# Loading 120 gr Barnes TSX in 7mm-08



## CHARLIE (Jun 2, 2004)

For a number of years I have been loading the 120 gr .284 TSX in my 7mm-08. Barnes data has always shown 44 grains of RL-15 as a max load and I have been loading 43 gr. By chance I checked their site yesterday and now they show a max load of 45.7 gr. of RL-15 with the same bullet. I guess its OK but sure surprised me. In my rifle 43 gr of RL-15 shows a little pressure. Guess I mite try a little more. 
Another note and just for info. I tried the 120 TTSX and in my gun wouldnt shoot near as well as the 120 TSX.


----------



## muney pit (Mar 24, 2014)

Interesting. They normally go down on max over the years. As u know, its just a guide. Every gun is different and deonds on there test gun. That being said, i normaly work up til hard bolt or cratering primers in semis to find its max. Some are quite a bit higher than max, some not so much. Im not a speed chaser, more of a node chaser.  The fastest most accurate load is always the best tho. Good luck with it, and id just watch it as u go up more.


----------



## specktout (Aug 21, 2006)

My 7mm-08 likes the 120 gr TTSX, I push them with 44 hrs of Varget, about 3020 fps


----------



## CHARLIE (Jun 2, 2004)

spektout

Barnes shows max of 43.9 Varget with their 120 TTSX. at 3052 velocity.


----------



## muney pit (Mar 24, 2014)

specktout said:


> My 7mm-08 likes the 120 gr TTSX, I push them with 44 hrs of Varget, about 3020 fps


Dam, how many grains in 44 hrs? LOL.


----------



## specktout (Aug 21, 2006)

That's not the only load that goes over the published max that I use, I work them up watching for pressure signs.
That hrs vs grs thing is my stupid spell check at work again.
Anyway that gun is a CZ action with a PacNor barrel, I had to go through a lot of loads trying to find one that it liked, the TSX were doing ok have group was about 1", but for some reason the TTSX tighten up to .5" with the same load, so you never know which one it's gonna like.


----------



## CHARLIE (Jun 2, 2004)

specktout

AS you say you never know which one a rifle is going to like. Found I had some 4350 in my stash so going to give that a try with the 139 bullet.
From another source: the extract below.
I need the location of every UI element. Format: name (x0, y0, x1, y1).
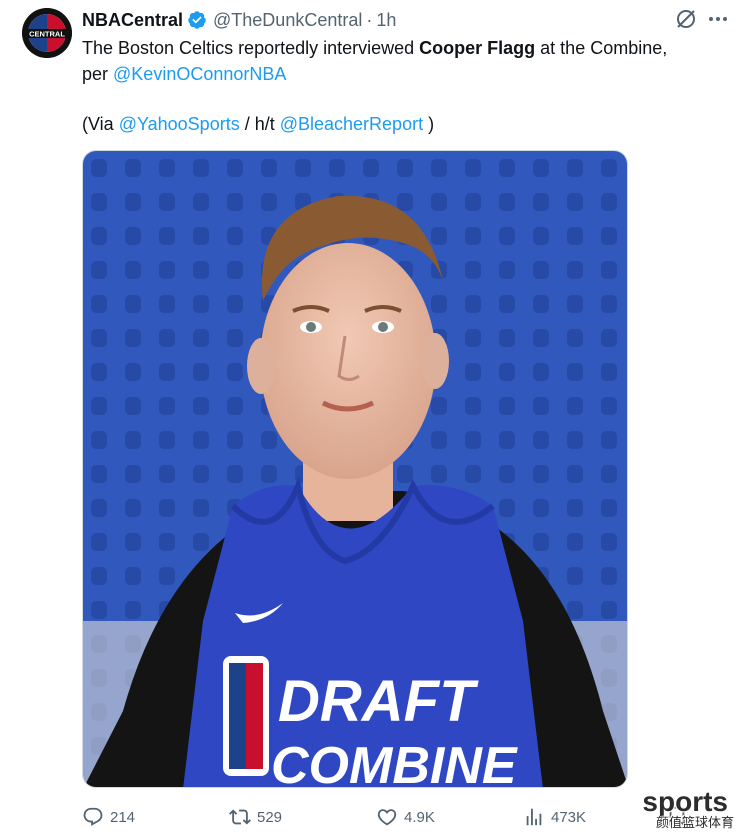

Thanks for your input. The 120 Barnes TSX with RL-15 shoots about an inch thats all. Lil more effort probably make it better but gonna try the 139 Hornady.


----------



## specktout (Aug 21, 2006)

Charlie you probably already know this, the Barnes bullets like to be way off the lands.
The TTSX load I was referring to likes to be seated .100" off the lands, I started @ .030" off and worked my way out, you use a lot of bullets doing this, but eventually you will find that sweet spot.
I have another load using IMR4350 and a Sierra 120gr SPT, not my favorite bullet but it was pretty accurate 
Sierra 120gr SPT
46.5grs IMR4350
.005" off lands
2730 fps chrono
.65" center-center

don't get me wrong, the bullet is good, but the Barnes is much better for hunting


----------



## specktout (Aug 21, 2006)

I found a load I tried using the Hornady 139 gr SP
I used 40 grs Reloader 15
2550 fps
2" group

not very impressive, but that was a starting load I tried when that gun was new


----------



## muney pit (Mar 24, 2014)

Im sure most of us reloaders have talked about it before, but it still amazes me that we chase the accuracy rabbit like we do for each gun yet federal gold medal match always seems to work very well in dam near every gun. I know they have there own powder that we cant get but man, makes ya wonder doesnt it.


----------



## CHARLIE (Jun 2, 2004)

I have some Hornady 139 gr. loaded and will report when I get to range. The first load I tried some time back with IMR4895 was terrible.


----------